Just going to work each day as been a strain on my psyche, as I push away every little heart flutter or twinge in my left arm. Then there is the tightening in my chest that sometimes presents itself, or the spell of dizziness I get. Is it heart, or is it pregnancy? Pregnancy? Heart? I now covet weekends when I have nothing planned, because that means I won’t have any commitments to break should I have to. When I am at home, I feel safe. And when I am out in public, I notice I tend to become grouchy very fast, because I am not in the safety of my home (sound like paranoia?!?). Tonight I am opting out of going to a parade downtime, even though my husband halfway agreed to going (which is unusual because he hates parades!), because the thought of being stuck downtown amidst hundreds of thousands of people and no way to quickly get out, scares me. I also opted out of going to Seattle for a concert this weekend because that is three hours from home, and from our doctors. I can’t go to California at the end of the month for a family reunion with my husband, because being that far away for an extended period is out of the question. We initially agreed he would still go, though now we are both questioning the logic in that as well, because I may need him here if something should happen (my cardiologist already warned me these attacks could become more frequent and closer between). I have since been wracking my brain trying to think of a person who I could call on at any time of the day, besides Bryan, who I wouldn’t feel bad about asking to spend hours with me in the ER, helping to answer questions from medical staff, if need be. I came up empty. Which leads me to feel ever more thankful for my husband, who has more knowledge of my condition than I do or even the stumped medical professionals working in the ER. All I can say is, living in this constant state of high alert is exhausting.

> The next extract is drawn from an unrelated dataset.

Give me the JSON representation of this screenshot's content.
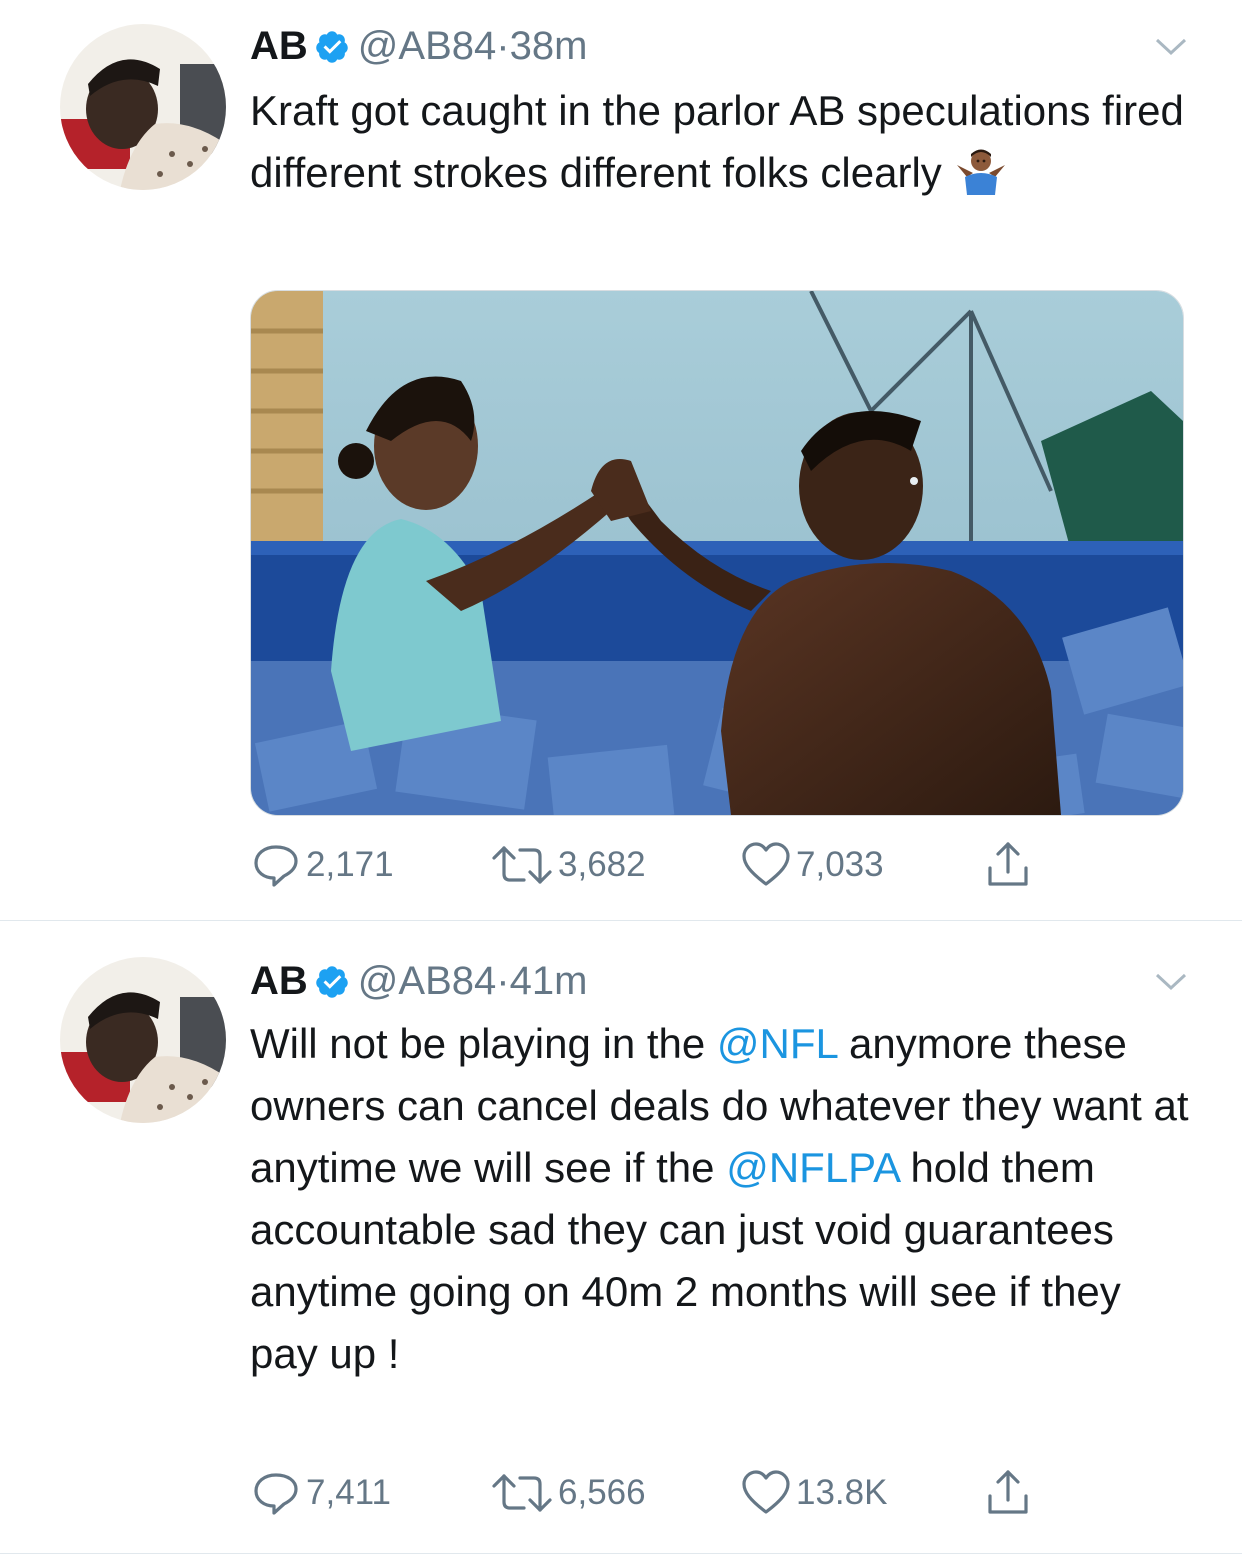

So this is what happens when I am alone for even a moment (on a Saturday morning) with my thoughts. Usually in the busy-ness of the day, I don’t have time to really stop and think, though often these things do find a way to creep in, eventually (if I let them). When I think about all the changes in my life these past few months, and all the even bigger changes coming within this upcoming week, I hardly feel like its my own life that I am currently dealing with. And when I think of the previous years of marriage, it feels like I am looking back on someone else’s life. I feel like I am currently stuck in a wedge between two lives, and I have no idea what to expect. One thing I do know for sure is that my perspective on life has shifted dramatically, and I see things differently. What I once considered “priorities” are hardly that anymore. I look at our health, our jobs, our finances, and realize any of that can change at any second. But any person with life experience knows that with change comes opportunity, and one must always find the silver lining.
So I am thankful for this current state of being. Sometimes, I find I am the happiest in times of most stress, as I come to lean more heavily on my Savior, Jesus Christ. And luckily, we have another ultrasound to look forward to on Monday morning, where I can have faith that all my worries and concerns will be put to rest and we can enjoy that special moment seeing and bonding a little more with our little son <3. He is a very welcome distraction.